‘What Is Luxury?’ asks the name of the new exhibition at the Victoria and Albert Museum in London. Good question. Most readers of this magazine can be expected to have some acquaintance with luxury — whether in the form of the royal suite at the Burj Al Arab (£5,700 a night) or an Iceland Luxury Lemon Pavlova (£2). But the diversity of that acquaintance does suggest the word’s meaning is out of control. It’s all over the place, like Tom Selleck’s bikini-line.
For the V&A, it appears to have something to do with expensive home furnishings and high-end theoretical waffle: ‘Luxury has the potential to unlock dreams of being somewhere else or someone else. It exists at the boundaries of daily routines and systems but relies on notions of breaking out. The acquisition of luxury objects has always fulfilled aspirations. In a busy and intrusive world, people increasingly value time and space for enjoying special moments and extraordinary experiences.’ That, I can confirm, admirably describes Iceland’s Lemon Pavlova.
But in 2011, my colleague Sophie McBain reported on the hilarious case of a man who complained to the Advertising Standards Authority because his holiday at one of Virgin’s Sandals Luxury Included® Resorts did not, it seemed to him, merit the term. He was given a cheese and egg roll on the flight out and suffered other indignities including malfunctioning patio doors and a grubby air-conditioning vent. The ASA rejected his complaint on the grounds that ‘luxury’ is ‘widely used in the travel industry and… not objectively defined’. It might have added that Sandals merely promised it included luxury, perhaps in the way a box of Terry’s All Gold includes some edible chocolates.
If we’re to get to the bottom of this, though, we need to go further back than 2011. ‘A man, a man! […] that doth snort in fat-fed luxury […] in effeminate invention,/ In beastly source of all pollution…’ So wrote the poet John Marston in 1598, and one can’t completely make out what he’s on about but it’s pretty clear he doesn’t mean ‘luxury’, in that context, as a compliment.
So to those who are forever writing to the Daily Telegraph about ‘the corruption of the perfectly good English word “gay”‘ — a queer pastime, but each to their own — may I suggest a fresh diversion? What about the corruption of the perfectly good English word ‘luxury’?
The point is, it didn’t used to be a good thing. It used to mean a slovenly, incontinent and sinful wallowing in pleasure; the sort of vice (before that word meant something different) that puritans (before that word meant something different) thought would consign you to eternal (before that was the name of a band) damnation (before that was just a slightly quaint swear). Gee whiz: this could get difficult.

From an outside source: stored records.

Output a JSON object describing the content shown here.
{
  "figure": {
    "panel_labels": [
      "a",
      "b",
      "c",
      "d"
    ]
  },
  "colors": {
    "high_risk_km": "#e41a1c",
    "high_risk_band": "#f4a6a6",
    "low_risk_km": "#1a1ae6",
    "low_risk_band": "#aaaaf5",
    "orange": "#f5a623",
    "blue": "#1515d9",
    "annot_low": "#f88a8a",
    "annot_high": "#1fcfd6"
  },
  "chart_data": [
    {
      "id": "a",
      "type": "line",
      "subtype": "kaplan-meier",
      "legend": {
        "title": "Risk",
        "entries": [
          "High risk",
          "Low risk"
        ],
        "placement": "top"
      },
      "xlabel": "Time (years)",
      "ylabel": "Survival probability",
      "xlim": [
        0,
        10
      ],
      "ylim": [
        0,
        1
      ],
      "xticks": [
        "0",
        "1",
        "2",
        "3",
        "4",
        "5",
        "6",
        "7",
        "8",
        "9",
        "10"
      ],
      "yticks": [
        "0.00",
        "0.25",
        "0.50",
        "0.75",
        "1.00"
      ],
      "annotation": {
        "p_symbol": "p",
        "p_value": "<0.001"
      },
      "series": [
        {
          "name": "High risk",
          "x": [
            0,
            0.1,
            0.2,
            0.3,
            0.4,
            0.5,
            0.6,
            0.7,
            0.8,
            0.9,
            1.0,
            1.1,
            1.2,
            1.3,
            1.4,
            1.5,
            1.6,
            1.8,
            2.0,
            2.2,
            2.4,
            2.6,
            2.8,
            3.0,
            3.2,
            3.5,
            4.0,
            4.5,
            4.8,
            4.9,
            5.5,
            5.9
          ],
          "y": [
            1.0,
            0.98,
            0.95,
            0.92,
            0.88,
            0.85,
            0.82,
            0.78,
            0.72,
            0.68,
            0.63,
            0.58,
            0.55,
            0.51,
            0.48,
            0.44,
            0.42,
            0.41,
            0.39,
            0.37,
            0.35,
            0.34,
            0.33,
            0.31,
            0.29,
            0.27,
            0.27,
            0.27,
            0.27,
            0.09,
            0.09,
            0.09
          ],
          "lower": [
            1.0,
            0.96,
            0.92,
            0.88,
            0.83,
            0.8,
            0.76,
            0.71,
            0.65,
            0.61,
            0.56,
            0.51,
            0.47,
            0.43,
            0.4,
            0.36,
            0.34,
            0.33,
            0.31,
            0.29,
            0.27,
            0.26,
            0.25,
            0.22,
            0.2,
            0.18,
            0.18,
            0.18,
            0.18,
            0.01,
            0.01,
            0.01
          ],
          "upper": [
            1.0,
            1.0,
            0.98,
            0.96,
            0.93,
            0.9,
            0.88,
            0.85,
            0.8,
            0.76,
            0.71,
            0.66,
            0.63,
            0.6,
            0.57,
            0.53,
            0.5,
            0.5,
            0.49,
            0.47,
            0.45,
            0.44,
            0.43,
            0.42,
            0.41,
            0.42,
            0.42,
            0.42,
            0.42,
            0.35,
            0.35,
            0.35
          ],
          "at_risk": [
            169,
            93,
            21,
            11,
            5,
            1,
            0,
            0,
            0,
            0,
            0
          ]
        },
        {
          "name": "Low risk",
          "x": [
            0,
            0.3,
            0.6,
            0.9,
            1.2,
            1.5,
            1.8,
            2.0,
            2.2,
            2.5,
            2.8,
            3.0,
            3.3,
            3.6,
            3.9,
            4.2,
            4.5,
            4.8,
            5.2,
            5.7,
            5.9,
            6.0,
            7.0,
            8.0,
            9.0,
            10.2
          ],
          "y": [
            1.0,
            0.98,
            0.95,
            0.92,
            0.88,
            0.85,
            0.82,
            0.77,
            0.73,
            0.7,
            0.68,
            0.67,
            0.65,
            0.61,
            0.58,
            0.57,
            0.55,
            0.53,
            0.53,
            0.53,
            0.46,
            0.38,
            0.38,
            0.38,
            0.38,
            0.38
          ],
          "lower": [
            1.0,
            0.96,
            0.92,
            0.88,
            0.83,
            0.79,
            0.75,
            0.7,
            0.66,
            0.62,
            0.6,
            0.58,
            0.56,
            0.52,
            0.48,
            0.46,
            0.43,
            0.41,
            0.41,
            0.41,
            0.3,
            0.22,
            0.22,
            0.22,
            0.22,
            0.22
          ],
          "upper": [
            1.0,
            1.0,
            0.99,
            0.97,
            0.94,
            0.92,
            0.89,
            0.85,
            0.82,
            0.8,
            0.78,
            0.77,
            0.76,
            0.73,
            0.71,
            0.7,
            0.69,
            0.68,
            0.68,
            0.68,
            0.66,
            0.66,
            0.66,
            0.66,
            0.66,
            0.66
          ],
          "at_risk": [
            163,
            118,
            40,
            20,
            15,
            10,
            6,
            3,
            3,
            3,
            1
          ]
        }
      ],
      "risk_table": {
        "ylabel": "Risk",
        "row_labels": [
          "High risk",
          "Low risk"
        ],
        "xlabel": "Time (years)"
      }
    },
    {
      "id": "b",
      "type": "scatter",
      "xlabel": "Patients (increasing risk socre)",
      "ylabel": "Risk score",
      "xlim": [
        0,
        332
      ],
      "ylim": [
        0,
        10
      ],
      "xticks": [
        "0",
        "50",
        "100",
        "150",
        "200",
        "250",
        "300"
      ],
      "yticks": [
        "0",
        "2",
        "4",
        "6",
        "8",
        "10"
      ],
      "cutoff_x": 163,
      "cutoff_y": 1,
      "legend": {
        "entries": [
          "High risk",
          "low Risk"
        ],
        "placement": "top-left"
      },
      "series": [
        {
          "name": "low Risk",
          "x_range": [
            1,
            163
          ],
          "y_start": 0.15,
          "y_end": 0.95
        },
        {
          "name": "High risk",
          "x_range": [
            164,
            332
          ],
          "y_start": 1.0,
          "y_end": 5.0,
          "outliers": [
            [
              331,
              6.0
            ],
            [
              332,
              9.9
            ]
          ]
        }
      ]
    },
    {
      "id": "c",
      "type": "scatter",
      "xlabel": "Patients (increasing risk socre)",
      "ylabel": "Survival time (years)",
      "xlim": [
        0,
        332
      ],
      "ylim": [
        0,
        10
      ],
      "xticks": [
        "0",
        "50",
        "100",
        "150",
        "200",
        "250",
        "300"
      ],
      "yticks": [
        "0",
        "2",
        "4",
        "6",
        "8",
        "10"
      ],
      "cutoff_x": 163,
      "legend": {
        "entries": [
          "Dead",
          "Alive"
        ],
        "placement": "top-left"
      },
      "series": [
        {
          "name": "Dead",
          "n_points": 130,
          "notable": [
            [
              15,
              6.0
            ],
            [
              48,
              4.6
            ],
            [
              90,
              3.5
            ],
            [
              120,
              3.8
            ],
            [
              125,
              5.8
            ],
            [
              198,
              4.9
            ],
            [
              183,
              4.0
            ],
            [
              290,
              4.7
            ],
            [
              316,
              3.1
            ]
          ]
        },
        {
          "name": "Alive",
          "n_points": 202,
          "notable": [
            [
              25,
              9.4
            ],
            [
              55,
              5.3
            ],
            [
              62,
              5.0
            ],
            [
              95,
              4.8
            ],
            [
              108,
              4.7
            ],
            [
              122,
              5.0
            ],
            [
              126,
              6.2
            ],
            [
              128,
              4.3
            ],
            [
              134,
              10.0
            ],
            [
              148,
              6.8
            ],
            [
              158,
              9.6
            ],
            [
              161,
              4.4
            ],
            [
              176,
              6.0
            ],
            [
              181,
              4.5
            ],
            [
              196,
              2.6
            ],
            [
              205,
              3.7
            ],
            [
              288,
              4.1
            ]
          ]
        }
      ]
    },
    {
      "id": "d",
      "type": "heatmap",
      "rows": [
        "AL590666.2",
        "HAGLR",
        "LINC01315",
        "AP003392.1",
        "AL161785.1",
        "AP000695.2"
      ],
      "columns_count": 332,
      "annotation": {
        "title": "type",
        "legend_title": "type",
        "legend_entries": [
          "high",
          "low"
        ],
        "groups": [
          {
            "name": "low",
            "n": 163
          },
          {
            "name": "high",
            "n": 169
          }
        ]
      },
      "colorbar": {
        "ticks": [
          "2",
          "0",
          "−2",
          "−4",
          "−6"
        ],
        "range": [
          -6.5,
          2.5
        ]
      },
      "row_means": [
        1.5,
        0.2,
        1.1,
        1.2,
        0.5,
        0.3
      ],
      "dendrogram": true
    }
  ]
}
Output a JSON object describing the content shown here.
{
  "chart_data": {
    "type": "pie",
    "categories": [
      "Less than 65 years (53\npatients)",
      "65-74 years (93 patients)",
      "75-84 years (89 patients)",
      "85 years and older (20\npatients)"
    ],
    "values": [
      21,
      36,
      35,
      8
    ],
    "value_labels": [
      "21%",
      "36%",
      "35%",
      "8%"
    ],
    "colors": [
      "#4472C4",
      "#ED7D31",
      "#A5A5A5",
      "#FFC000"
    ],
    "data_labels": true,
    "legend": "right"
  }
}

But now — having undergone what linguists call a functional shift — ‘luxury’ has ceased, on the whole, to be a noun and has become an attributive adjective. Exhibit A: ‘Morrisons Luxury Dried Fruit’. Exhibit B: ‘Schwartz Luxury Bread Sauce’. It’s seldom used predicatively — as in ‘That bread sauce was luxury, wasn’t it? Couldn’t have been more luxury if it had dried fruit in it…’ — though no doubt we’ll get there. It is even spotted, sometimes, in the Frenchified form ‘luxe’ — which will impress those, I suppose, who think that if their cosmetics contain ‘aqua’ rather than boring old water they will be that bit better for the skin. But in all its forms it wants to tell us that whatever it’s attached to is a little bit special, a little bit high-end, a little bit money.
Or so the idea might be thought to go. It has, in fact, passed beyond good and evil. It used to mean something nasty. Then it meant something nice. And now it doesn’t mean anything at all. It has become a marketing term of quite exquisite naffness, intended to connote something classy or posh. But as anyone who’s actually classy or posh knows, the classy and posh words for ‘classy’ and ‘posh’ are ‘smart’ or ‘grand’. Luxury mostly just means honking vulgarity, like a collection of yoghurts ‘curated’ by Marks and Spencer, or a lump of fish from Waitrose with ‘bespoke’ breadcrumbs (true story).
The problem is clearly that, in a secular age, luxury has lost that delicious salty flavour of damnation. It’s the ghost of itself in a world where ‘sinful’ means a choc-ice, ‘wicked’ a pop song and the horns and tail of Beelzebub are no more than dress-up for a hen party in a city-centre Wetherspoons.
I think we’re sunk. Sydney Smith thought that heaven would consist of eating pâté de foie gras to the sound of trumpets. For our own age, I am struck by the gloomy realisation that our best hope must be that it will consist of sitting in a royal suite in the Burj Al Arab eating frozen lemon pavlova.